Joe CiavattoneJr. 23 215 85  92.5 105 125 90-R 240 737.5 633.7
James Fuller 44 250 80 105 75 100 100-R 277.5 737.5 613.7
Randy Smith 61 198 57.5 75 50 60 90-R 150 482.5 528.4
Jeff Ciavattone 36 259 72.5 85 67.5  95 110-R 240 670 521.8
Rocky Morrison 54 295 55 67.5 65 80 85-R 215 567.5 477.4
Dean Ross 73 257 35 57.5 40 70 70-L 162.5 435 455.7
James Morrison 17 160 40 50 45 60 60-R 147.5 402.5 431.0
Art Montini 88 172 20 32.5 25 45 55-L 90 267.5 388.1
Dennis Mitchell 84 150 13.5 33 10.5 35 43-L 90 225 346.5
Bob Geib 73 268 25 30 35 0 60-R 100 250 256.4
Joe CiavattoneSr. 47 230 70 72.5 142.5 127.2
Frank Ciavattone 61 302 115-R 115 101.5
Denny Habecker 73 192 80 —- 80 98.0
Chad Ullom 44 249 100-L 100 83.5
Aidan Habecker 12 120 22.5 22.5 37.3

Extra Lifts for Record:
Joe Ciavattone Jr: Continental Snatch 93

Notes: BWT is bodyweight in pounds.

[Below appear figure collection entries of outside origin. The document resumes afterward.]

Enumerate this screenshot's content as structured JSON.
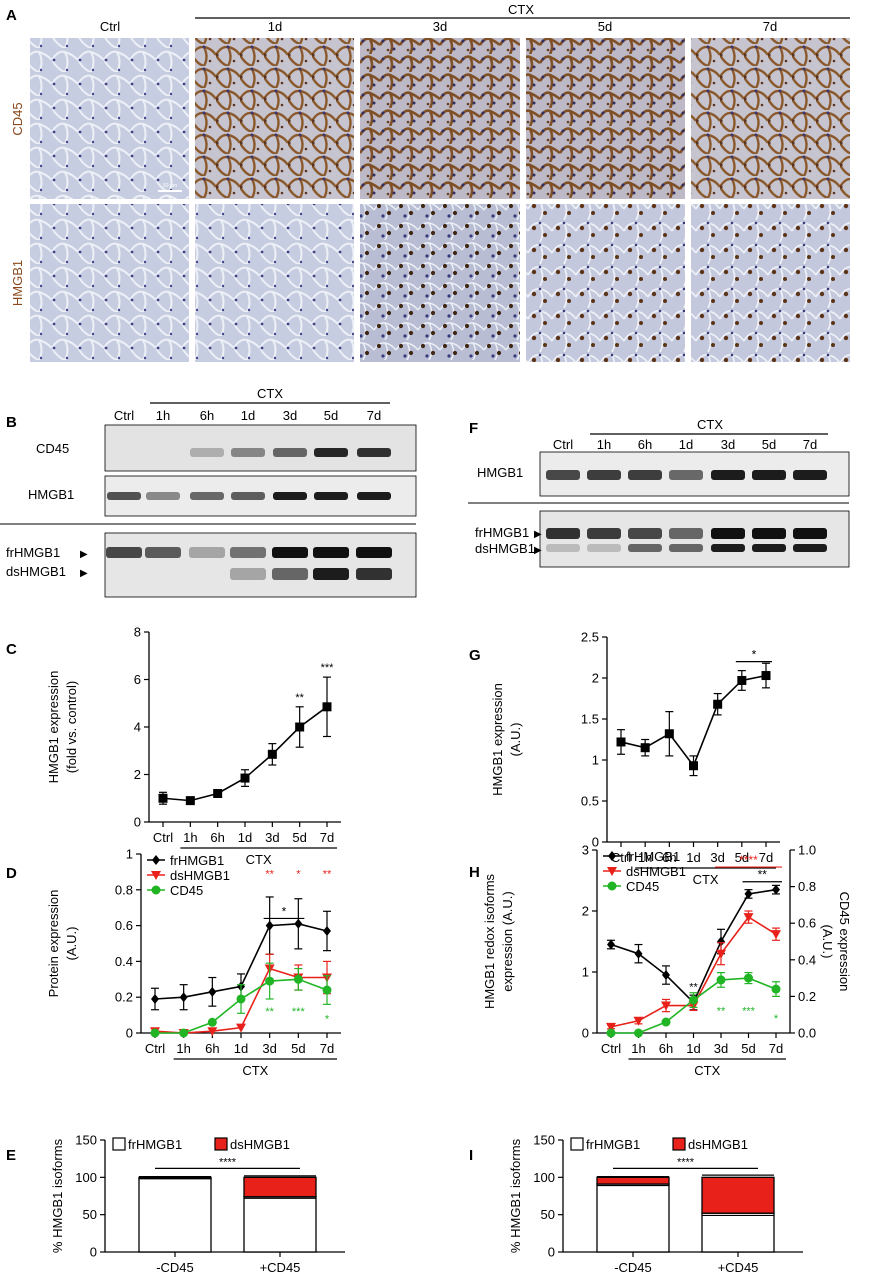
{
  "panelA": {
    "letter": "A",
    "ctx_label": "CTX",
    "columns": [
      "Ctrl",
      "1d",
      "3d",
      "5d",
      "7d"
    ],
    "rows": [
      "CD45",
      "HMGB1"
    ],
    "scale_bar": "50 µm",
    "colors": {
      "tissue": "#c9cfdf",
      "stain": "#7a4a1e",
      "nucleus": "#3e3f80",
      "row_label": "#8a4a1e"
    }
  },
  "panelB": {
    "letter": "B",
    "ctx_label": "CTX",
    "lanes": [
      "Ctrl",
      "1h",
      "6h",
      "1d",
      "3d",
      "5d",
      "7d"
    ],
    "blots": [
      "CD45",
      "HMGB1"
    ],
    "iso_labels": [
      "frHMGB1",
      "dsHMGB1"
    ]
  },
  "panelF": {
    "letter": "F",
    "ctx_label": "CTX",
    "lanes": [
      "Ctrl",
      "1h",
      "6h",
      "1d",
      "3d",
      "5d",
      "7d"
    ],
    "blots": [
      "HMGB1"
    ],
    "iso_labels": [
      "frHMGB1",
      "dsHMGB1"
    ]
  },
  "chart_data": [
    {
      "id": "C",
      "letter": "C",
      "type": "line",
      "categories": [
        "Ctrl",
        "1h",
        "6h",
        "1d",
        "3d",
        "5d",
        "7d"
      ],
      "ylabel": "HMGB1 expression",
      "ylabel2": "(fold vs. control)",
      "ylim": [
        0,
        8
      ],
      "yticks": [
        0,
        2,
        4,
        6,
        8
      ],
      "group_label": "CTX",
      "series": [
        {
          "values": [
            1.0,
            0.9,
            1.2,
            1.85,
            2.85,
            4.0,
            4.85
          ],
          "err": [
            0.25,
            0.1,
            0.15,
            0.35,
            0.45,
            0.85,
            1.25
          ],
          "color": "#000000",
          "marker": "square"
        }
      ],
      "stars": [
        {
          "x": "5d",
          "text": "**",
          "color": "#000000"
        },
        {
          "x": "7d",
          "text": "***",
          "color": "#000000"
        }
      ]
    },
    {
      "id": "G",
      "letter": "G",
      "type": "line",
      "categories": [
        "Ctrl",
        "1h",
        "6h",
        "1d",
        "3d",
        "5d",
        "7d"
      ],
      "ylabel": "HMGB1 expression",
      "ylabel2": "(A.U.)",
      "ylim": [
        0,
        2.5
      ],
      "yticks": [
        0,
        0.5,
        1,
        1.5,
        2,
        2.5
      ],
      "group_label": "CTX",
      "series": [
        {
          "values": [
            1.22,
            1.15,
            1.32,
            0.93,
            1.68,
            1.97,
            2.03
          ],
          "err": [
            0.15,
            0.1,
            0.27,
            0.12,
            0.13,
            0.12,
            0.15
          ],
          "color": "#000000",
          "marker": "square"
        }
      ],
      "brackets": [
        {
          "from": "5d",
          "to": "7d",
          "y": 2.2,
          "text": "*",
          "color": "#000000"
        }
      ]
    },
    {
      "id": "D",
      "letter": "D",
      "type": "line",
      "categories": [
        "Ctrl",
        "1h",
        "6h",
        "1d",
        "3d",
        "5d",
        "7d"
      ],
      "ylabel": "Protein expression",
      "ylabel2": "(A.U.)",
      "ylim": [
        0,
        1.0
      ],
      "yticks": [
        0,
        0.2,
        0.4,
        0.6,
        0.8,
        1.0
      ],
      "group_label": "CTX",
      "legend": [
        "frHMGB1",
        "dsHMGB1",
        "CD45"
      ],
      "series": [
        {
          "name": "frHMGB1",
          "values": [
            0.19,
            0.2,
            0.23,
            0.26,
            0.6,
            0.61,
            0.57
          ],
          "err": [
            0.06,
            0.07,
            0.08,
            0.07,
            0.16,
            0.14,
            0.11
          ],
          "color": "#000000",
          "marker": "diamond"
        },
        {
          "name": "dsHMGB1",
          "values": [
            0.01,
            0.0,
            0.01,
            0.03,
            0.36,
            0.31,
            0.31
          ],
          "err": [
            0.0,
            0.0,
            0.0,
            0.0,
            0.08,
            0.07,
            0.09
          ],
          "color": "#e8221b",
          "marker": "triangle"
        },
        {
          "name": "CD45",
          "values": [
            0.0,
            0.0,
            0.06,
            0.19,
            0.29,
            0.3,
            0.24
          ],
          "err": [
            0.0,
            0.0,
            0.0,
            0.08,
            0.1,
            0.06,
            0.08
          ],
          "color": "#21b526",
          "marker": "circle"
        }
      ],
      "brackets": [
        {
          "from": "3d",
          "to": "5d",
          "y": 0.64,
          "text": "*",
          "color": "#000000"
        }
      ],
      "stars": [
        {
          "x": "3d",
          "text": "**",
          "color": "#e8221b",
          "y": 0.87
        },
        {
          "x": "5d",
          "text": "*",
          "color": "#e8221b",
          "y": 0.87
        },
        {
          "x": "7d",
          "text": "**",
          "color": "#e8221b",
          "y": 0.87
        },
        {
          "x": "3d",
          "text": "**",
          "color": "#21b526",
          "y": 0.1
        },
        {
          "x": "5d",
          "text": "***",
          "color": "#21b526",
          "y": 0.1
        },
        {
          "x": "7d",
          "text": "*",
          "color": "#21b526",
          "y": 0.06
        }
      ]
    },
    {
      "id": "H",
      "letter": "H",
      "type": "line",
      "categories": [
        "Ctrl",
        "1h",
        "6h",
        "1d",
        "3d",
        "5d",
        "7d"
      ],
      "ylabel": "HMGB1 redox isoforms",
      "ylabel2": "expression (A.U.)",
      "ylim": [
        0,
        3
      ],
      "yticks": [
        0,
        1,
        2,
        3
      ],
      "y2label": "CD45 expression",
      "y2label2": "(A.U.)",
      "y2lim": [
        0,
        1.0
      ],
      "y2ticks": [
        0.0,
        0.2,
        0.4,
        0.6,
        0.8,
        1.0
      ],
      "group_label": "CTX",
      "legend": [
        "frHMGB1",
        "dsHMGB1",
        "CD45"
      ],
      "series": [
        {
          "name": "frHMGB1",
          "values": [
            1.45,
            1.3,
            0.95,
            0.5,
            1.5,
            2.28,
            2.35
          ],
          "err": [
            0.07,
            0.15,
            0.15,
            0.12,
            0.2,
            0.07,
            0.07
          ],
          "color": "#000000",
          "marker": "diamond"
        },
        {
          "name": "dsHMGB1",
          "values": [
            0.1,
            0.2,
            0.45,
            0.45,
            1.3,
            1.9,
            1.62
          ],
          "err": [
            0.03,
            0.05,
            0.1,
            0.08,
            0.18,
            0.1,
            0.1
          ],
          "color": "#e8221b",
          "marker": "triangle"
        },
        {
          "name": "CD45",
          "axis": "right",
          "values": [
            0.0,
            0.0,
            0.06,
            0.18,
            0.29,
            0.3,
            0.24
          ],
          "err": [
            0.0,
            0.0,
            0.0,
            0.04,
            0.04,
            0.03,
            0.04
          ],
          "color": "#21b526",
          "marker": "circle"
        }
      ],
      "brackets": [
        {
          "from": "3d",
          "to": "7d",
          "y": 2.72,
          "text": "****",
          "color": "#e8221b"
        },
        {
          "from": "5d",
          "to": "7d",
          "y": 2.48,
          "text": "**",
          "color": "#000000"
        }
      ],
      "stars": [
        {
          "x": "1d",
          "text": "**",
          "color": "#000000",
          "y": 0.7
        },
        {
          "x": "3d",
          "text": "**",
          "color": "#21b526",
          "y": 0.3
        },
        {
          "x": "5d",
          "text": "***",
          "color": "#21b526",
          "y": 0.3
        },
        {
          "x": "7d",
          "text": "*",
          "color": "#21b526",
          "y": 0.18
        }
      ]
    },
    {
      "id": "E",
      "letter": "E",
      "type": "bar",
      "categories": [
        "-CD45",
        "+CD45"
      ],
      "ylabel": "% HMGB1 isoforms",
      "ylim": [
        0,
        150
      ],
      "yticks": [
        0,
        50,
        100,
        150
      ],
      "legend": [
        "frHMGB1",
        "dsHMGB1"
      ],
      "series": [
        {
          "name": "frHMGB1",
          "values": [
            99,
            74
          ],
          "err": [
            1,
            2
          ],
          "color": "#ffffff"
        },
        {
          "name": "dsHMGB1",
          "values": [
            1,
            26
          ],
          "err": [
            0,
            2
          ],
          "color": "#e8221b"
        }
      ],
      "sig": "****"
    },
    {
      "id": "I",
      "letter": "I",
      "type": "bar",
      "categories": [
        "-CD45",
        "+CD45"
      ],
      "ylabel": "% HMGB1 isoforms",
      "ylim": [
        0,
        150
      ],
      "yticks": [
        0,
        50,
        100,
        150
      ],
      "legend": [
        "frHMGB1",
        "dsHMGB1"
      ],
      "series": [
        {
          "name": "frHMGB1",
          "values": [
            91,
            52
          ],
          "err": [
            2,
            3
          ],
          "color": "#ffffff"
        },
        {
          "name": "dsHMGB1",
          "values": [
            9,
            48
          ],
          "err": [
            1,
            3
          ],
          "color": "#e8221b"
        }
      ],
      "sig": "****"
    }
  ]
}
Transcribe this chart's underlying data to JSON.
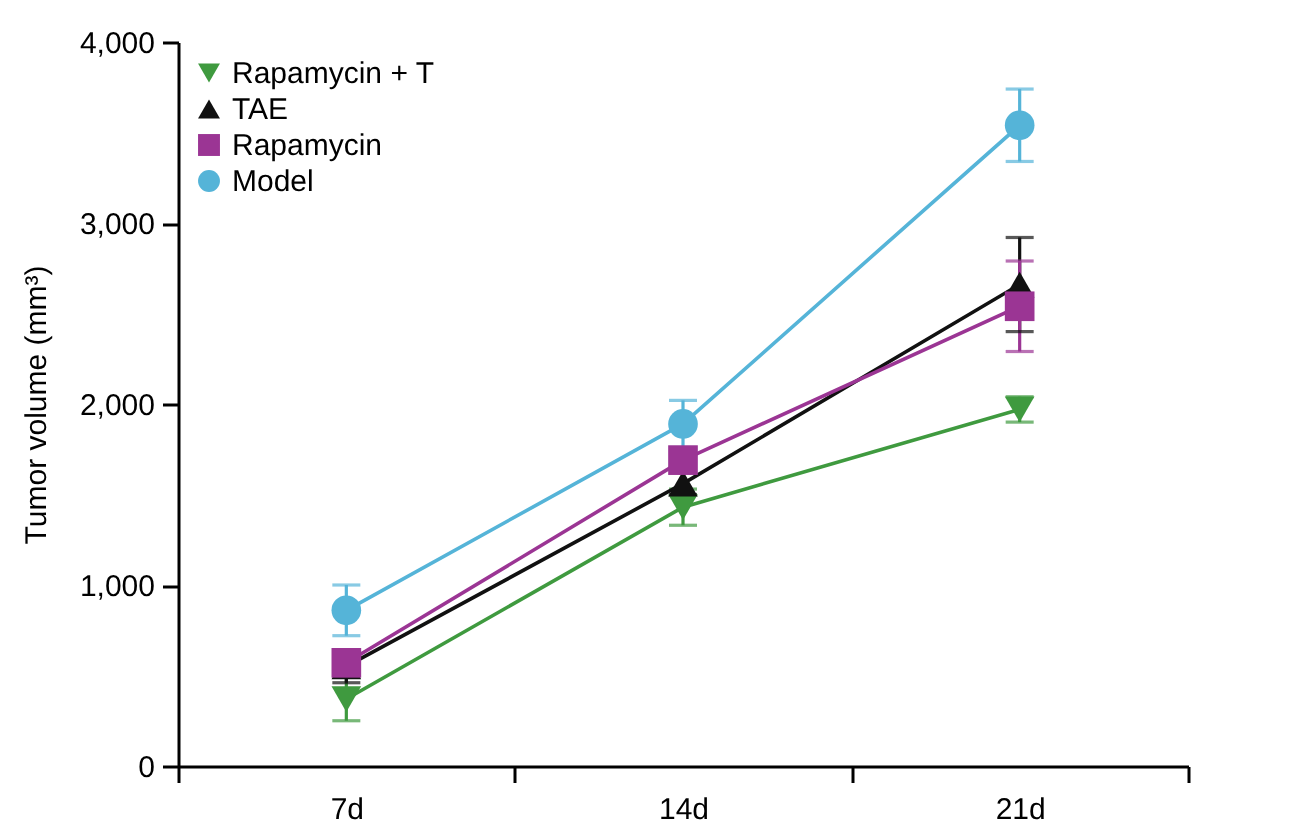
{
  "chart_data": {
    "type": "line",
    "ylabel": "Tumor volume (mm³)",
    "categories": [
      "7d",
      "14d",
      "21d"
    ],
    "ylim": [
      0,
      4000
    ],
    "yticks": [
      0,
      {
        "value": 1000,
        "label": "1,000"
      },
      {
        "value": 2000,
        "label": "2,000"
      },
      {
        "value": 3000,
        "label": "3,000"
      },
      {
        "value": 4000,
        "label": "4,000"
      }
    ],
    "grid": false,
    "legend": "top left",
    "line_style": "solid",
    "series": [
      {
        "name": "Rapamycin + T",
        "color": "#3f9a3f",
        "marker": "triangle-down",
        "values": [
          370,
          1430,
          1970
        ],
        "errors": [
          120,
          100,
          70
        ]
      },
      {
        "name": "TAE",
        "color": "#111111",
        "marker": "triangle",
        "values": [
          550,
          1560,
          2660
        ],
        "errors": [
          90,
          60,
          260
        ]
      },
      {
        "name": "Rapamycin",
        "color": "#9b3594",
        "marker": "square",
        "values": [
          570,
          1690,
          2540
        ],
        "errors": [
          60,
          50,
          250
        ]
      },
      {
        "name": "Model",
        "color": "#55b4d8",
        "marker": "circle",
        "values": [
          860,
          1890,
          3540
        ],
        "errors": [
          140,
          130,
          200
        ]
      }
    ]
  }
}
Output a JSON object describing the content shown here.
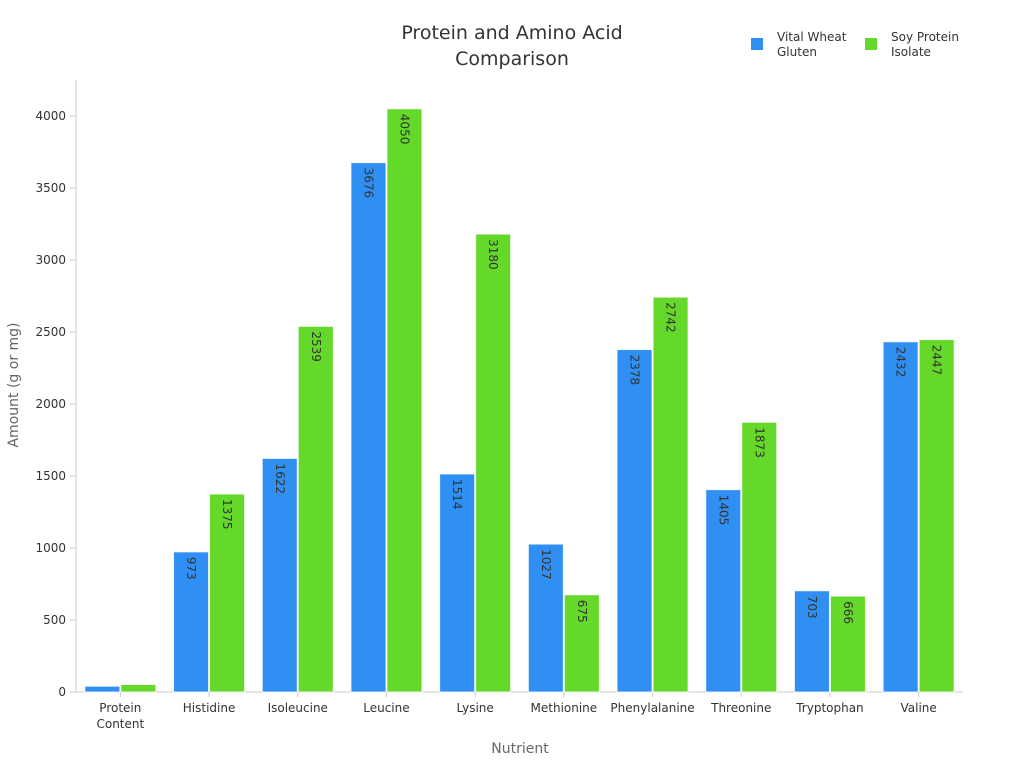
{
  "colors": {
    "series_1": "#2f8ff2",
    "series_2": "#64d92a",
    "axis": "#cccccc",
    "text": "#333333",
    "muted_text": "#666666"
  },
  "chart_data": {
    "type": "bar",
    "title": "Protein and Amino Acid Comparison",
    "xlabel": "Nutrient",
    "ylabel": "Amount (g or mg)",
    "categories": [
      "Protein Content",
      "Histidine",
      "Isoleucine",
      "Leucine",
      "Lysine",
      "Methionine",
      "Phenylalanine",
      "Threonine",
      "Tryptophan",
      "Valine"
    ],
    "series": [
      {
        "name": "Vital Wheat Gluten",
        "values": [
          40,
          973,
          1622,
          3676,
          1514,
          1027,
          2378,
          1405,
          703,
          2432
        ]
      },
      {
        "name": "Soy Protein Isolate",
        "values": [
          52,
          1375,
          2539,
          4050,
          3180,
          675,
          2742,
          1873,
          666,
          2447
        ]
      }
    ],
    "value_labels": [
      [
        "",
        "973",
        "1622",
        "3676",
        "1514",
        "1027",
        "2378",
        "1405",
        "703",
        "2432"
      ],
      [
        "",
        "1375",
        "2539",
        "4050",
        "3180",
        "675",
        "2742",
        "1873",
        "666",
        "2447"
      ]
    ],
    "ylim": [
      0,
      4250
    ],
    "yticks": [
      0,
      500,
      1000,
      1500,
      2000,
      2500,
      3000,
      3500,
      4000
    ],
    "ytick_labels": [
      "0",
      "500",
      "1000",
      "1500",
      "2000",
      "2500",
      "3000",
      "3500",
      "4000"
    ],
    "xtick_labels": [
      "Protein\nContent",
      "Histidine",
      "Isoleucine",
      "Leucine",
      "Lysine",
      "Methionine",
      "Phenylalanine",
      "Threonine",
      "Tryptophan",
      "Valine"
    ],
    "grid": false,
    "legend_position": "top-right"
  }
}
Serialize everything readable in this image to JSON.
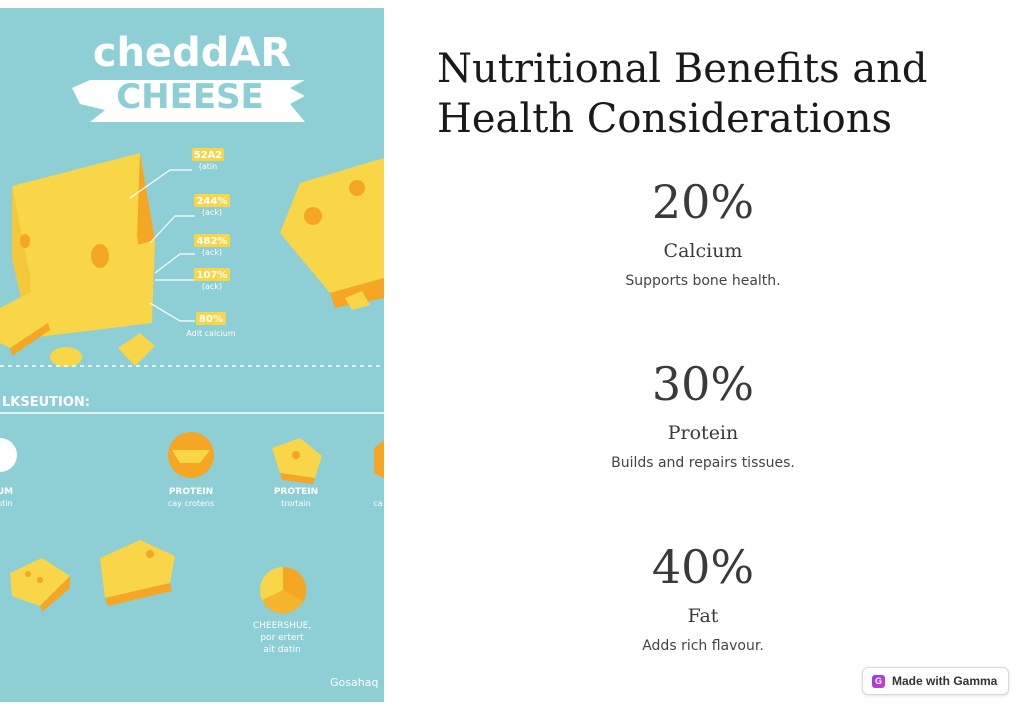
{
  "illustration": {
    "title_line1": "cheddAR",
    "title_line2": "CHEESE",
    "callouts": [
      {
        "value": "52A2",
        "sub": "(atin"
      },
      {
        "value": "244%",
        "sub": "(ack)"
      },
      {
        "value": "482%",
        "sub": "(ack)"
      },
      {
        "value": "107%",
        "sub": "(ack)"
      },
      {
        "value": "80%",
        "sub": "Adit calcium"
      }
    ],
    "section_heading": "LKSEUTION:",
    "icons": [
      {
        "label": "UM",
        "sub": "otin"
      },
      {
        "label": "PROTEIN",
        "sub": "cay crotens"
      },
      {
        "label": "PROTEIN",
        "sub": "trortain"
      },
      {
        "label": "",
        "sub": "ca"
      }
    ],
    "pie_caption": [
      "CHEERSHUE,",
      "por ertert",
      "ait datin"
    ],
    "watermark": "Gosahaq"
  },
  "heading": "Nutritional Benefits and Health Considerations",
  "stats": [
    {
      "value": "20%",
      "label": "Calcium",
      "description": "Supports bone health."
    },
    {
      "value": "30%",
      "label": "Protein",
      "description": "Builds and repairs tissues."
    },
    {
      "value": "40%",
      "label": "Fat",
      "description": "Adds rich flavour."
    }
  ],
  "badge": {
    "label": "Made with Gamma",
    "icon": "gamma-logo-icon"
  },
  "colors": {
    "illustration_bg": "#8ecfd6",
    "cheese": "#f9d548",
    "cheese_shade": "#f5a623"
  }
}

All lifts recorded in kilograms. R and L designate right and left arms. TOT is total kilograms lifted. PTS are overall points adjusted for bodyweight and age.

Best Lifter Awards:
Women Senior 20-39: Cassie Morrison
Woman Master 40+: Susan Sees
Mens Master 40-44: James Fuller
Mens Master 45-49: Joe Ciavattone Sr.
Mens Master 50-54: Rocky Morrison
Mens Master 60-64: Randy Smith
Mens Master 70-74: Dean Ross
Mens Master 80-84: Dennis Mitchell
Mens Master 85-89: Art Montini
Mens Junior: James Morrison
Mens Senior 20-39: Joe Ciavattone Jr.
Womens Overall Best Lifter: Cassie Morrison
Mens Overall Best Lifter: Joe Ciavattone Jr.